A second came in at $14 million while Castle & Cooke's own numbers showed the lowest assessment was $14.3 million.

Fujiki also said all the assessments were based on agricultural rather than residential use.

Kim said she recalls a closed-door meeting several months ago where she was told the assessments were based on potential for housing. Bainum said he remembers the same thing.

Harry Saunders, Castle & Cooke senior vice president, said factoring in development potential would have put the assessment at anywhere from $20 million to $49 million.

"We're willing to accept ($12.7 million) but it's less than what we wanted," Saunders said.

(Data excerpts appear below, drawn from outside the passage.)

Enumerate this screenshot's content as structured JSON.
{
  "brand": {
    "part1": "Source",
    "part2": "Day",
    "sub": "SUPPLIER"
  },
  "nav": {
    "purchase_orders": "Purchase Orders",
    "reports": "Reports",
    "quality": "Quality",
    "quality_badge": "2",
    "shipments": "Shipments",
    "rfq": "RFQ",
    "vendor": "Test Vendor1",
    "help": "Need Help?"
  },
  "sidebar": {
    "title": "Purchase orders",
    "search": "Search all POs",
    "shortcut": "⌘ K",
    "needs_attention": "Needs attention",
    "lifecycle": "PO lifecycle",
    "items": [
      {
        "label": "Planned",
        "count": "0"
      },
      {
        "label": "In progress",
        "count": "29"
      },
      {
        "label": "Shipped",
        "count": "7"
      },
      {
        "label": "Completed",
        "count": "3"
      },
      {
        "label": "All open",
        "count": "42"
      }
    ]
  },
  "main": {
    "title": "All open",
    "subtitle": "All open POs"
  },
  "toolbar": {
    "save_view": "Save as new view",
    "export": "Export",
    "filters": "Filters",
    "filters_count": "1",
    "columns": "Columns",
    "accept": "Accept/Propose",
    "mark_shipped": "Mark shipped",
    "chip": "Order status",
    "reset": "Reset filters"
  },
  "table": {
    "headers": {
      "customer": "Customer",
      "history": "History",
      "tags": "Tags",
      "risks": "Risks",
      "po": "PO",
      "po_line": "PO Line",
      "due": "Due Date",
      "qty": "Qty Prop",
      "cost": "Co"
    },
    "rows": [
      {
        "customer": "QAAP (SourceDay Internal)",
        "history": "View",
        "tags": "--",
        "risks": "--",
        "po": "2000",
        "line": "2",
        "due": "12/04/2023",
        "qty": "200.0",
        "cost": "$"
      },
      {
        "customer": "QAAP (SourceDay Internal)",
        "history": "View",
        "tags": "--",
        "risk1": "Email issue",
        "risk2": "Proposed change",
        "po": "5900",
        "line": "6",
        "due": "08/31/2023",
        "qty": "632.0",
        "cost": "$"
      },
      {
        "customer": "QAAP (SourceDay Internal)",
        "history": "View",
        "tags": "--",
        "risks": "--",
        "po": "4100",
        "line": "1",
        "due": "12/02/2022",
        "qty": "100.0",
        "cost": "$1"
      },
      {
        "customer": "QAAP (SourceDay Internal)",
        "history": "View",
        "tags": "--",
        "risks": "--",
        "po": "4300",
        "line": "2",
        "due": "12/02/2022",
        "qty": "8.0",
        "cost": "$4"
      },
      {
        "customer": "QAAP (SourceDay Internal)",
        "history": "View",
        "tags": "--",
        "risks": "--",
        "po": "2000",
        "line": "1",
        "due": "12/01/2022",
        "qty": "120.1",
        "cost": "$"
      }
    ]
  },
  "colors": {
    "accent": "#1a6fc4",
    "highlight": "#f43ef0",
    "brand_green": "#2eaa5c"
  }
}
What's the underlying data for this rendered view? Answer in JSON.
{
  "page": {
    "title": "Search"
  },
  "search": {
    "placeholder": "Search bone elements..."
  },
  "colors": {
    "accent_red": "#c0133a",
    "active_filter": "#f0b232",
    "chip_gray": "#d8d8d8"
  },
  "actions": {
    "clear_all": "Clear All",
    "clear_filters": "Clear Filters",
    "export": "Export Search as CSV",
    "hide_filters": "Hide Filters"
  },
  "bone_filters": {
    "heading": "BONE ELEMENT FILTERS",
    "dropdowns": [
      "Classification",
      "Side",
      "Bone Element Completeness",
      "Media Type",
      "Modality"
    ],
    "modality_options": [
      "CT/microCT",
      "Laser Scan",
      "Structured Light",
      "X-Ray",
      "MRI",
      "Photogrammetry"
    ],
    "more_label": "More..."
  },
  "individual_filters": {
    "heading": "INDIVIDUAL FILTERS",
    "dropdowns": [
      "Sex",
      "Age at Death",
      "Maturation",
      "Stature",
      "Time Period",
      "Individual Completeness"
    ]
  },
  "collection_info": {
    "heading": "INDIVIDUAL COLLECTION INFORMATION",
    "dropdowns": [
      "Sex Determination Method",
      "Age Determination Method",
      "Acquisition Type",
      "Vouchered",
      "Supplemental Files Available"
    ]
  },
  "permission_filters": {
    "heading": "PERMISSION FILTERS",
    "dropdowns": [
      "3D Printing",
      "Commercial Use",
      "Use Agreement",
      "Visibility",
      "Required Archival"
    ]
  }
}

Kim said it's well-known that "appraisers have wide latitude in making certain assumptions" to determine values. Appraisals for land deals involving property in Aina Haina and downtown's Block J have also been question in recent years, she noted.

"We need to be consistent with the city because we are dealing with the fiscal matters of the taxpayers," she said.

"There's seemingly a lack of clarity in the appraisal process here, and I think we need some policy guidelines for such appraisals and they need to be consistent," Bainum said, adding that the Real Property Division should be involved in the process.

Work on the park, which will be bigger than Kapiolani and Ala Moana parks combined, will begin in the coming months.

The first phase will include two regulation baseball fields, four youth baseball fields and five all-purpose fields.

There will also be a 262-car parking lot.


IN OTHER ACTION . . .

Other measures acted on by the City Council yesterday:

Bullet Final approval for a two-story commercial building on Palolo Avenue just mauka of the Palolo McDonald's. The vote was 6-3. Several Council members said they fear noise and traffic problems from commercial encroachment into a bedroom community.

Bullet Gave the second of three approvals for a bill banning smoking in most areas of the open-air Waikiki Shell.

Bullet Preliminary approval for a bill allowing the city to regulate power lines, a proposal opposed by the Hawaiian Electric Co.

Bullet Preliminary approval to a bill that would curtail the activities of canines deemed "dangerous dogs."

Bullet Preliminary approval to a bill requiring that identification cards -- often sold to underaged minors --be labeled as "souvenir only." Councilman Andy Mirikitani says the minors use the IDs to get alcoholic drinks at bars.